Мгновения. Рассказы (сборник) - страница 2
Браунинги и маленькие «вальтеры» поражали своей игрушечной миниатюрностью, никелем ствольных коробок, пленительным перламутром рукояток, изящными мушками над круглыми дульными выходами – в этих пистолетах все было удобно, аккуратно выточено, с женственной нежностью и была ласковая смертельная красота в легких и прохладных крошечных пульках.
И как гармонично сконструирован был немецкий «шмайссер», невесомый, совершенный по своей форме автомат, сколько человеческого таланта было вложено в его эстетическую стройность прямых линий и металлических изгибов, манящих покорностью и словно бы ждущих прикосновения к себе.
Тогда, много лет назад, я не все понимал и думал: наше оружие грубее немецкого, и лишь подсознательно чувствовал некую противоестественность в утонченной красоте орудия смерти, оформленного как дорогая игрушка руками самих людей, смертных, недолговечных.
Теперь же, проходя по залам музеев, увешанных оружием всех времен – пищалями, саблями, кортиками, кинжалами, секирами, пистолетами, видя роскошную инкрустацию оружейных лож, бриллианты, вправленные в эфесы, золото, в рукоятках мечей, я с чувством сопротивления спрашиваю себя: «Почему люди, подверженные, как и все на земле, ранней или поздней смерти, делали и делают оружие красивым, даже изящным, подобным предмету искусства? Есть ли какой-нибудь смысл в том, что железная красота убивает самую высшую красоту творения – человеческую жизнь?»
Звезда детства
Серебристые поля сверкали над спящей деревней, и одна из звезд, зеленая, по-летнему нежная, особенно добро мерцала мне из глубин Галактики, из запредельных высот, двигалась за мной, когда я шагал по пыльной ночной дороге, стояла меж деревьев, когда я остановился на опушке березняка, под тихой листвой, и смотрела на меня, лучась родственно, ласково из-за черной крыши, когда я дошел до дома.
«Вот она, – думал я, – эта моя звезда, теплая, участливая, звезда моего детства! Когда я видел ее? Где? И может быть, я обязан ей всем, что есть во мне хорошего, чистого? И может быть, на этой звезде будет последняя моя юдоль, где примут меня с тою же родственностью, которую я ощущаю сейчас в ее добром, успокоительном мерцании?»
Не было ли это общение с космосом, что до сих пор все-таки пугающе непонятен и прекрасен, как таинственные сны детства?!
Крик
Была осень, осыпались листья, скользили по асфальту мимо пригретых бабьим летом стен домов. В этом уголке московской улицы уже до ступиц утопали в шуршащих ворохах колеса машин, как бы покинутых вдоль обочин. Листья лежали на крыльях, собирались кучками на ветровых стеклах, а я шел и думал: «До чего хороша поздняя осень – ее винный запах, ее листья на тротуарах, на машинах, ее горная освежонность… Да, все естественно и потому прекрасно!..»

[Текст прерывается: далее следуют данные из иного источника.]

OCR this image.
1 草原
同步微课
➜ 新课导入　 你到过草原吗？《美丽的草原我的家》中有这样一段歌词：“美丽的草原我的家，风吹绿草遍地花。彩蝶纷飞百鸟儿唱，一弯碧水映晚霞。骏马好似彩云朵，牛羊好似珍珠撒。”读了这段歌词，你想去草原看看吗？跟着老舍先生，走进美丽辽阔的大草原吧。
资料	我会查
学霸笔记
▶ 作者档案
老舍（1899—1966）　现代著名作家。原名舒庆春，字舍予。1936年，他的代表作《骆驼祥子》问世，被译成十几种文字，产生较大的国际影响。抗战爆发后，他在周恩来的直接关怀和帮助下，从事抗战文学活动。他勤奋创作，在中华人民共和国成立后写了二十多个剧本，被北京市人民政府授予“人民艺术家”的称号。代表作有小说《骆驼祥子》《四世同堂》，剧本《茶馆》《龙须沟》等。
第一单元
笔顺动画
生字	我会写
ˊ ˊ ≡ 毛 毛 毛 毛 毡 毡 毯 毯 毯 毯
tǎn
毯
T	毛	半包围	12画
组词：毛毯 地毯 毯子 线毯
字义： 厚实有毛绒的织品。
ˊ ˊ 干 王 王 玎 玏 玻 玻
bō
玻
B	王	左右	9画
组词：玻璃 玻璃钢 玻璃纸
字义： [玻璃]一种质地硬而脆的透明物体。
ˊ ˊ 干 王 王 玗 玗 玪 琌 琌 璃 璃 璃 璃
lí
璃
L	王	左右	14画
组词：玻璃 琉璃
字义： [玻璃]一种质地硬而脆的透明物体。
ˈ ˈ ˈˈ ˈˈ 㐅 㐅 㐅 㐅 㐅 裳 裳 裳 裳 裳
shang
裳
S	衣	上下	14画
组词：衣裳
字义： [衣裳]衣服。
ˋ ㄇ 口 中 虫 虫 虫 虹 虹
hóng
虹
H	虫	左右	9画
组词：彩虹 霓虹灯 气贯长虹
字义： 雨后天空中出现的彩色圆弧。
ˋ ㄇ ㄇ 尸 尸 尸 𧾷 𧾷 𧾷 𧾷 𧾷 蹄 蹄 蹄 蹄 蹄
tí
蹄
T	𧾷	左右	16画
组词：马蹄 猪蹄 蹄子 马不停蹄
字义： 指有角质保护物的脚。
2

И тут мне слышалось, что где-то в доме, над этими тротуарами, одинокими машинами, засыпанными листьями, кричала женщина.
Я остановился, глядя на верхние окна, пронзенный криком боли, как будто там, на верхних этажах обычного московского дома, мучали, пытали кого-то, заставляя корчиться, извиваться под каленым железом. Окна были одинаковы по-предзимнему закрыты наглухо, а крик женщины то затихал наверху, то нарастал нечеловеческим воплем, визгом, рыданиями крайнего отчаяния.
Что там было? Кто мучил ее? Зачем? Почему она рыдала так страшно?
И все погасло во мне – и богоданный московский листопад, и умиление порой бабьего лета, и почудилось, что это кричало от непереносимой боли само человечество, потерявшее ощущение блага всего сущего – неповторимого своего существования.